UK’s Bribery Act 2010 (UKBA)
Where do you stand on mitigating the risks?
The UK Bribery Act (the ‘Act’) came into force on 01 July 2011, introducing the new corporate offence for failing to prevent bribery on behalf of a commercial organisation. Importantly, it is not limited to the United Kingdom (UK) registered companies, but also applies to Indian companies, which carries on a business, or part of a business, in any part of the UK, irrespective of the place of incorporation or formation. The reach of the Act likewise, extends beyond UK national borders by covering relevant acts and omissions, carried out anywhere in the world.
Failure to prevent bribery could be the biggest challenge for companies working towards a fully compliant business. For implementation of the Act, some companies may still be getting their policies and procedures aligned with the requirements of the Act.
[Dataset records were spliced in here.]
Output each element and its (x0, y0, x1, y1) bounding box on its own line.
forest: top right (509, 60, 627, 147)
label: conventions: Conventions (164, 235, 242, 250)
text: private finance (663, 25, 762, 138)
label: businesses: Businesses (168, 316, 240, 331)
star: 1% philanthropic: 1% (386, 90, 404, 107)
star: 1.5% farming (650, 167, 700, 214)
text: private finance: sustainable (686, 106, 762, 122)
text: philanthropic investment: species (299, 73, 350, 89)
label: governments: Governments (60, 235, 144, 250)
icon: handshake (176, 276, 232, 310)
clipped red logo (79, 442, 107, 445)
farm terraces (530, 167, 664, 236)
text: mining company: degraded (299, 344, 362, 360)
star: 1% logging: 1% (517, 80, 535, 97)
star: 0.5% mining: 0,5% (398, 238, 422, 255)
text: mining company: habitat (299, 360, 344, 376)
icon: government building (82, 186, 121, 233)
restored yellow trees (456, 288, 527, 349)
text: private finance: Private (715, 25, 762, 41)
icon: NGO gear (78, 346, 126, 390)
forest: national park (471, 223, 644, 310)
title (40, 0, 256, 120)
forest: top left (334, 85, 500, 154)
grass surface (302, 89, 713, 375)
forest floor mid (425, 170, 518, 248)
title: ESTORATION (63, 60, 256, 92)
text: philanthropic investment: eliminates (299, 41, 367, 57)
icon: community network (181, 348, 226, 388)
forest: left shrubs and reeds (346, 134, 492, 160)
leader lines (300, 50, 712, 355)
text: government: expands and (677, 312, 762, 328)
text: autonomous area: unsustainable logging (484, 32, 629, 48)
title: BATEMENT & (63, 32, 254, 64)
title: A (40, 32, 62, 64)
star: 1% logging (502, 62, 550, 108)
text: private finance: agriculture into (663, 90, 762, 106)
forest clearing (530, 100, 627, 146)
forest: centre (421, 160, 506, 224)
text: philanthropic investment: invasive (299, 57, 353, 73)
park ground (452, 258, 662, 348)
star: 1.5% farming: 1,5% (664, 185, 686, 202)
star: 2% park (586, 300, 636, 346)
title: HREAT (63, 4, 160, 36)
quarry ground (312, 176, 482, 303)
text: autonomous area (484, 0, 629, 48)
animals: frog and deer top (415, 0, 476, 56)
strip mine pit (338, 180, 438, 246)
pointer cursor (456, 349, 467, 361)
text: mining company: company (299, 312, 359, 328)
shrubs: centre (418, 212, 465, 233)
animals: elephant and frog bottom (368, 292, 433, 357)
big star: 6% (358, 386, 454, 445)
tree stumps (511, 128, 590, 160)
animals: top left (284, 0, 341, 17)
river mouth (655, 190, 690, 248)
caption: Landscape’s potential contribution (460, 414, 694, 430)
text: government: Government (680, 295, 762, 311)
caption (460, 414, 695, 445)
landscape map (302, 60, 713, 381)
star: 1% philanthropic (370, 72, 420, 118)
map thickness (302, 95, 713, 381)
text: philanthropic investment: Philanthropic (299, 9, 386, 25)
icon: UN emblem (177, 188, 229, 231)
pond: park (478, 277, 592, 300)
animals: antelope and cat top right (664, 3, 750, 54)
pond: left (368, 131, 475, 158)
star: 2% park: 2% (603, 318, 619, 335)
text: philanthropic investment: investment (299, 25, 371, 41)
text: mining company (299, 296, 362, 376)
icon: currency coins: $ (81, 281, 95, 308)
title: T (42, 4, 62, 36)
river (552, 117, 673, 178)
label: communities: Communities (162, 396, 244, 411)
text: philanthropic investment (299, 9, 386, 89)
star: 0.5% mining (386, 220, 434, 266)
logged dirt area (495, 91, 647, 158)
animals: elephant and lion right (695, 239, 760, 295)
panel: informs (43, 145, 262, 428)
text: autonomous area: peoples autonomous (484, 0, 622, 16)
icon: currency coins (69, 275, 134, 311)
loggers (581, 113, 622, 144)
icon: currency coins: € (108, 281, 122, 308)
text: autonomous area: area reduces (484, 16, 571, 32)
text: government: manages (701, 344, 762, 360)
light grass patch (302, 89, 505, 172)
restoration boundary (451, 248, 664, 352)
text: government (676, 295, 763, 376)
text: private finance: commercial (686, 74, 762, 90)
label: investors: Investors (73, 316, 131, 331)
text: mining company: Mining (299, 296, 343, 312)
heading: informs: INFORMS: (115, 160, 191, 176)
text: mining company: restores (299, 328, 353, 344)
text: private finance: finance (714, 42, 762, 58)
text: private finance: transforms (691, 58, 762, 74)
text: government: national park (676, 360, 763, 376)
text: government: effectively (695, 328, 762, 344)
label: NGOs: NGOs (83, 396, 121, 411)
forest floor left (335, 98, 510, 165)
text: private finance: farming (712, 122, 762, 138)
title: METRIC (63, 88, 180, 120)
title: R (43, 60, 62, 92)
The important question is: What should companies be focusing on at this stage?
The most pressing issue for companies that may find themselves subject to the UK Bribery Act, is to ensure that the anti-bribery policies and procedures they have in place are sufficiently robust, and effective enough to satisfy the ‘adequate procedures’ provisions of the Act, so as to protect them from liability in the event that one of their employees or associated persons engages in bribery. Acting promptly to address any gaps or areas of weakness identified in the anti-bribery program, could be the only defence available, when bribery is uncovered.
The Guidance issued by the Ministry of Justice, as to what constitutes ‘adequate procedures’ is high level, principles-based and non-prescriptive in character and sets out key principles that should be considered when determining the appropriate procedures and controls.